As predicted, I have managed to make myself pretty busy of late, but one of the things I am up to is 20 hours of French classes a week. My trip to class takes me through the beautiful Parc La Fontaine every morning and back again at lunchtime. I amuse myself with the squirrels' antics on the walk through the park, and I was quite amazed when I first saw the elusive champagne-coloured ones that live there. This morning as I wandered through, I realised that apart from a couple of days in Adelaide in May 2009, I haven't experienced an autumn for over a decade. A decade! Quel surprise! Maybe it's the novelty of it all, but I am finding this autumn in Montréal especially spectacular.
Last week, Amy, one of my oldest friends from my hometown, came to visit for five days. On her first day I took her for a walk up the Mont-Royal. It was yet another gloriously sunny day, and tiny yellow leaves were gently raining down through the sun's golden rays onto the wide, wide path. Oh, just stop it, you! We were both seriously impressed.
One of the great pleasures of a Northern autumn is harvest season, and the boys and I have been solid in our appreciation of that. The weekend before last we went apple picking at Vergers Philion, near Hemmingford, down by the U.S. border. Philion is an organic orchard and the air was filled with lady birds. I spent a busy five minutes trying to stop one or two from risking drowning in the port-a-loos on first arrival, only to realise there were 50 more banging on the door trying to get in. I just had to leave Mother Nature to deal with it in the end.
We picked about 7.5kg of apples and pears, and my great excitement of the day was Russet apples. I had never heard of them before: tough skinned, sweet and very firm in texture, they were once known as leatherjackets, and were hugely popular in Victorian times, though now fallen somewhat out of favour for anything other than cider production. What I was most fascinated to see were the 'cracked' ones on the first few trees we encountered.

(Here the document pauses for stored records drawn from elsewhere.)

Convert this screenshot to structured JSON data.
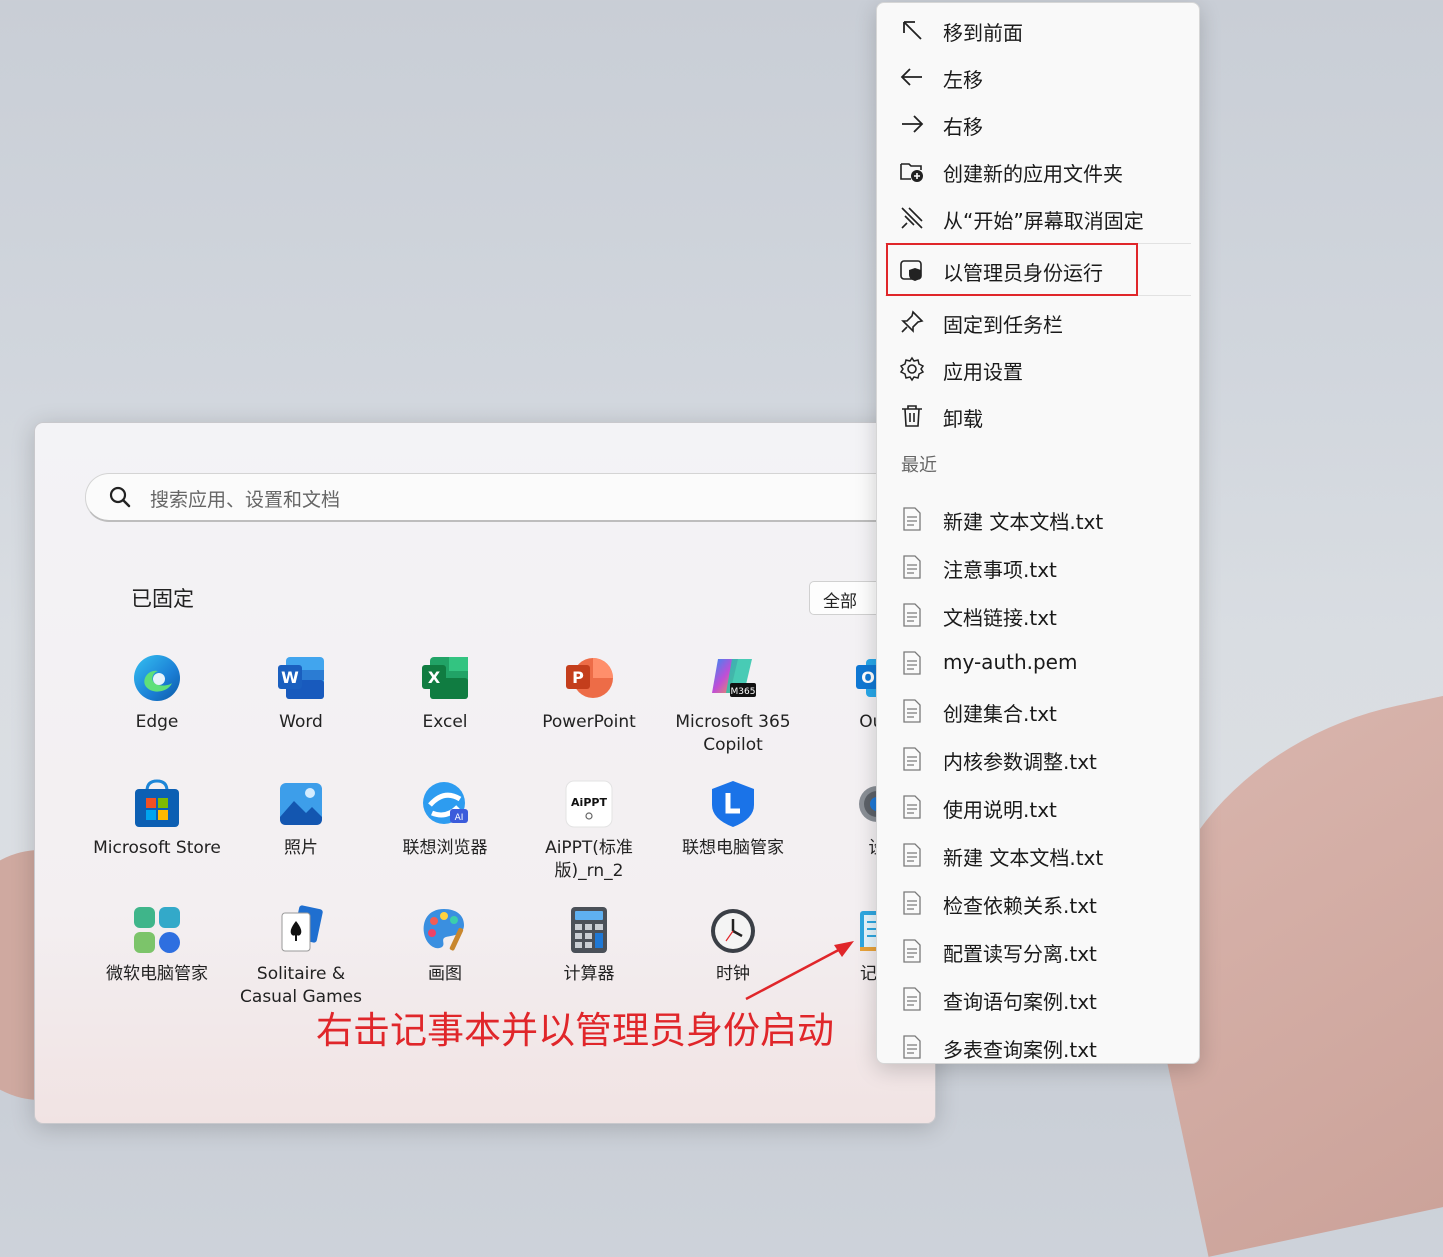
{
  "search": {
    "placeholder": "搜索应用、设置和文档"
  },
  "pinned": {
    "title": "已固定",
    "all_button": "全部",
    "apps": [
      {
        "label": "Edge",
        "icon": "edge-icon"
      },
      {
        "label": "Word",
        "icon": "word-icon"
      },
      {
        "label": "Excel",
        "icon": "excel-icon"
      },
      {
        "label": "PowerPoint",
        "icon": "powerpoint-icon"
      },
      {
        "label": "Microsoft 365\nCopilot",
        "icon": "m365-copilot-icon"
      },
      {
        "label": "Outl",
        "icon": "outlook-icon"
      },
      {
        "label": "Microsoft Store",
        "icon": "store-icon"
      },
      {
        "label": "照片",
        "icon": "photos-icon"
      },
      {
        "label": "联想浏览器",
        "icon": "lenovo-browser-icon"
      },
      {
        "label": "AiPPT(标准\n版)_rn_2",
        "icon": "aippt-icon"
      },
      {
        "label": "联想电脑管家",
        "icon": "lenovo-manager-icon"
      },
      {
        "label": "设",
        "icon": "settings-icon"
      },
      {
        "label": "微软电脑管家",
        "icon": "pc-manager-icon"
      },
      {
        "label": "Solitaire &\nCasual Games",
        "icon": "solitaire-icon"
      },
      {
        "label": "画图",
        "icon": "paint-icon"
      },
      {
        "label": "计算器",
        "icon": "calculator-icon"
      },
      {
        "label": "时钟",
        "icon": "clock-icon"
      },
      {
        "label": "记事",
        "icon": "notepad-icon"
      }
    ],
    "aippt_badge": "AiPPT",
    "m365_badge": "M365",
    "ai_badge": "AI"
  },
  "context_menu": {
    "items": [
      {
        "label": "移到前面",
        "icon": "arrow-up-left-icon"
      },
      {
        "label": "左移",
        "icon": "arrow-left-icon"
      },
      {
        "label": "右移",
        "icon": "arrow-right-icon"
      },
      {
        "label": "创建新的应用文件夹",
        "icon": "new-folder-icon"
      },
      {
        "label": "从“开始”屏幕取消固定",
        "icon": "unpin-icon"
      },
      {
        "label": "以管理员身份运行",
        "icon": "shield-icon"
      },
      {
        "label": "固定到任务栏",
        "icon": "pin-icon"
      },
      {
        "label": "应用设置",
        "icon": "gear-icon"
      },
      {
        "label": "卸载",
        "icon": "trash-icon"
      }
    ],
    "recent_title": "最近",
    "recent_files": [
      "新建 文本文档.txt",
      "注意事项.txt",
      "文档链接.txt",
      "my-auth.pem",
      "创建集合.txt",
      "内核参数调整.txt",
      "使用说明.txt",
      "新建 文本文档.txt",
      "检查依赖关系.txt",
      "配置读写分离.txt",
      "查询语句案例.txt",
      "多表查询案例.txt"
    ]
  },
  "annotation": {
    "text": "右击记事本并以管理员身份启动",
    "color": "#e0262a"
  }
}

Cracking is technically a fault, caused by inconsistent water supply during the formation of the fruit, but it appealed to my Ugly can be beautiful too philosophy, and I picked a cheery armful, much to Lolo's bemusement. They were superb with cheese and bubbles the next day when we had visitors.
The other produce we couldn't help but see on our little road trip was pumpkin: totally ubiquitous around here at the moment! Strangely, though, Canadians don't eat that much pumpkin, certainly nothing like Australia's obsessive consumption from weaning to old folks' home. I'm having contraband thoughts of sneaking some seeds of my beloved Jap variety in from the Old Country to blow the minds of a few folks I know who think of them as only for making pie and as decorations. We've been busy eating pumpkin and peanut dip, pumpkin risotto, roast pumpkin, pumpkin in tagine, and roasted pumpkin seeds, peasants that we are! Interestingly, I encountered an article this week by a Paris-based writer, David Lebovitz, who noted that, despite the Légumes Oubliés movement in France, pumpkins still have too much of an association with war-time deprivation there to be commonly found in the markets. I also recall relatives of my former Italian bosses dismissing them as "pigs' food".
Autumn, pumpkins, Russets: forgotten, ignored or neglected all. When combined with a five-day visit from a beloved friend of over 20 years, it has been quite a pleasant couple of weeks of appreciating the Forgotten.
P.S. I've read no more of Proust than his infamous homage to the madeleine, but having been eating said cakelet for breakfast a bit lately, I can quite appreciate what all his fuss was about!
Cracked Golden Russet apples:
hitting every branch on the way down as they fall out of the Ugly Tree!